Matthew T. Jarvis

An Automated Instrument for the Measurement of Bark Microrelief

Bark microrelief is of importance to the physiological ecology of forested ecosystems because it has been documented to influence the distribution of corticolous lichens, stemflow generation, and forest biogeochemical cycles. Hitherto no instrument existed to characterize the inherent variability of bark microrelief with high spatial resolution. Our newly designed prototype instrument consists of a hinged ring, laser rangefinder, and motor linked to a standard laptop. The prototype produces trunk cross sections at a 0.33° horizontal resolution and detects bark-ridge-to-furrow heights at < 1 resolution. The prototype was validated by comparing measurements of bark microrelief between the instrument and digital calipers. The mean absolute error of the prototype as a percentage of the measured average microrelief was 1.0%, with a mean absolute error of 0.83 mm. Our bark microrelief prototype instrument can supply critical requisite information of bark microstructure that can be used by researchers to interpret the distribution of lichens and bryophytes on tree surfaces, relate stemflow yield and chemistry to bark microrelief, and provide detailed measurements of the changes of bark microrelief with stem dehydration. In short, the prototype instrument can be used to gain a more holistic understanding of the physiological ecology of forest ecosystems.
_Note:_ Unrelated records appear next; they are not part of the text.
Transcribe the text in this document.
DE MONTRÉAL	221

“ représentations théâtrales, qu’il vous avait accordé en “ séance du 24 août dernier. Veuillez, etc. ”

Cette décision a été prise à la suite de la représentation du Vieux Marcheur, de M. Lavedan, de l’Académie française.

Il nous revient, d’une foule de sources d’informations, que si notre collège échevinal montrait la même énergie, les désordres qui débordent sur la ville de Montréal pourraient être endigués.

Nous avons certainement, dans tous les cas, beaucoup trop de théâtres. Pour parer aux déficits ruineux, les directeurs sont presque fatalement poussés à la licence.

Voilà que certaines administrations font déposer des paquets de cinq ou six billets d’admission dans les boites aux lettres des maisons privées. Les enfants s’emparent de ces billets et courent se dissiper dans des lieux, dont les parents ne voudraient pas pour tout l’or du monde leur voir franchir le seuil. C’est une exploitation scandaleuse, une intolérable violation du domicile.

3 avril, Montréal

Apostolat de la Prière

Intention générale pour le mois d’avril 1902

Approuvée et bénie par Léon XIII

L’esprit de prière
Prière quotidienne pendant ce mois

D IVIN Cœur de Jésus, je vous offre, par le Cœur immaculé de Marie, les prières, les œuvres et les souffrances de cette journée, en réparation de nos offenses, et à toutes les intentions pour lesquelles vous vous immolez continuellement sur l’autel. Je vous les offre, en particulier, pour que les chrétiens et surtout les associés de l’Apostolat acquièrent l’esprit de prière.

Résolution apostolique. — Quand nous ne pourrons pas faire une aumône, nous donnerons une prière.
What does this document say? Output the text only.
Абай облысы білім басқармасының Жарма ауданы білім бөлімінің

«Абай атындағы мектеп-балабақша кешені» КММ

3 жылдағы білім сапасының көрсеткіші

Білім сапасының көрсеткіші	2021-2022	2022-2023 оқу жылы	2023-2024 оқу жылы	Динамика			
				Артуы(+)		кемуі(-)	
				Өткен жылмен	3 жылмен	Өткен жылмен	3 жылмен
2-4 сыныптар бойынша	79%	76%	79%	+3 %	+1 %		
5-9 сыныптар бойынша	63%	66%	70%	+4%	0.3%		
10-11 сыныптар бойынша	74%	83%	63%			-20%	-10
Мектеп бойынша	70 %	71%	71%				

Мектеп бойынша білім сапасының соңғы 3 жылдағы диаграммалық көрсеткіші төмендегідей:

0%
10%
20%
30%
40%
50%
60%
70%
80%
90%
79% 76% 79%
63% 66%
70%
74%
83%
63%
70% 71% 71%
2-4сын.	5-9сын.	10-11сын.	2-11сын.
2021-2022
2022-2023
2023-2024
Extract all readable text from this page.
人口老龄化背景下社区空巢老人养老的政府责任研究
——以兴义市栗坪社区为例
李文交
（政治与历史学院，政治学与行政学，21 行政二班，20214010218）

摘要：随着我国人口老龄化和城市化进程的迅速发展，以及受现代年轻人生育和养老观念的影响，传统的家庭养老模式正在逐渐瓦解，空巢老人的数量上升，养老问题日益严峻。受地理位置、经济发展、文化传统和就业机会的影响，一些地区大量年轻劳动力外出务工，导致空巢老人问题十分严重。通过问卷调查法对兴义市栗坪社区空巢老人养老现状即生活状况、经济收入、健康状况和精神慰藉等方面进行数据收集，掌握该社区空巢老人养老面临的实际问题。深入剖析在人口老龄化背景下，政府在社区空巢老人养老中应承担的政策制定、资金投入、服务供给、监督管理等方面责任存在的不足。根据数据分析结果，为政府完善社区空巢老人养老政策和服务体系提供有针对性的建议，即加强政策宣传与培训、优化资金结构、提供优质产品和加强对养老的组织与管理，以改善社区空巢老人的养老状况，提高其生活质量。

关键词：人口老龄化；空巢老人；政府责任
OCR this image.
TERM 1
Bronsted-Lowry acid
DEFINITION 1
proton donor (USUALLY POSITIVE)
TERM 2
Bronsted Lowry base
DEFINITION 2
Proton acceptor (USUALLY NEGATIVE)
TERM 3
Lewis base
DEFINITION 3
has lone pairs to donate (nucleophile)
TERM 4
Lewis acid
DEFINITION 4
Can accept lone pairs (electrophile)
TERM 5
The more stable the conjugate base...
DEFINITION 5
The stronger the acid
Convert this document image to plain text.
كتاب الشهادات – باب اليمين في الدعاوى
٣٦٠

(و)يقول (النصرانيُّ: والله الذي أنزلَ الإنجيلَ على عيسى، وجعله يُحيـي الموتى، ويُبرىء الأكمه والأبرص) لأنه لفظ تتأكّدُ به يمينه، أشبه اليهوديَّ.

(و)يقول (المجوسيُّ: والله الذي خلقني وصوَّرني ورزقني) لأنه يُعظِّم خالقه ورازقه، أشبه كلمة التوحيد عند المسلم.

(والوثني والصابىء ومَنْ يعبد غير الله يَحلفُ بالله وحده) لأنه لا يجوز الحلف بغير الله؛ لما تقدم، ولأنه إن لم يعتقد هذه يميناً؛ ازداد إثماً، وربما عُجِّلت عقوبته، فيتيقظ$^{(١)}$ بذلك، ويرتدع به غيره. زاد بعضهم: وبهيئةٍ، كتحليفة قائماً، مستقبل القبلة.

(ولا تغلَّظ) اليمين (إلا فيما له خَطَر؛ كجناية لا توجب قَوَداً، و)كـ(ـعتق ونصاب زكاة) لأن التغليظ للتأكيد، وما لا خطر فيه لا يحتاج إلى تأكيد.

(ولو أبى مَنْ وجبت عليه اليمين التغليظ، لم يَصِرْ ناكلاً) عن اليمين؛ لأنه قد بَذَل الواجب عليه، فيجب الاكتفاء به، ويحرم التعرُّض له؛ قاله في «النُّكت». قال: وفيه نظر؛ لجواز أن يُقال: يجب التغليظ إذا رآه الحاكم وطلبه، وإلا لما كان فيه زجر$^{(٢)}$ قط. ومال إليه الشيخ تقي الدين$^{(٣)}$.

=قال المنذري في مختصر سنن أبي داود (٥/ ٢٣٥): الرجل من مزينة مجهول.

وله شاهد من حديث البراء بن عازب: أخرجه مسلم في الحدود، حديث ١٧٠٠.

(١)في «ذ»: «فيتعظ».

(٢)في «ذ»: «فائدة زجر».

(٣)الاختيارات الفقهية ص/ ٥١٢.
Instrumental method for reducing error in compression-derived measurements of rainfall interception for individual trees

Abstract This technical note presents an instrumental method for the precise and timely installation of mechanical displacement sensors to investigate stem compression and relaxation associated with whole-tree rainwater loading and evaporation, respectively. We developed this procedure in response to the conclusions of Friesen et al. (2008), which called for the development of a precision mounting method for strain sensors on inherently-irregular trunk cross-sections so that rainfall interception, storage and evaporation may be distinguished from other strain-related phenomena. To supply precise sensor installation locations, high-resolution trunk profiles are generated using the LaserBarkTM automated tree measurement system. These scans are utilized to approximate the location of neutral bending axes. A routine then instructs a mobile rangefinder along the cross-section to optically indicate exact positioning for strain sensors over the bending axes. As imprecise sensor placement linearly increases error and diminishes signal-to-noise ratio, this automated installation routine is designed to remove significant distortions created by wind throw, off-centre loading within unevenly-distributed canopies, and human error that can lead to erroneous measurements of rainfall interception. Citation Van Stan, J. T. II, Jarvis, M. T., Levia, D. F. Jr & Friesen, J. (2011) Instrumental method for reducing error in compressionderived measurements of rainfall interception for individual trees. Hydrol. Sci. J. 56(6), 1061–1066.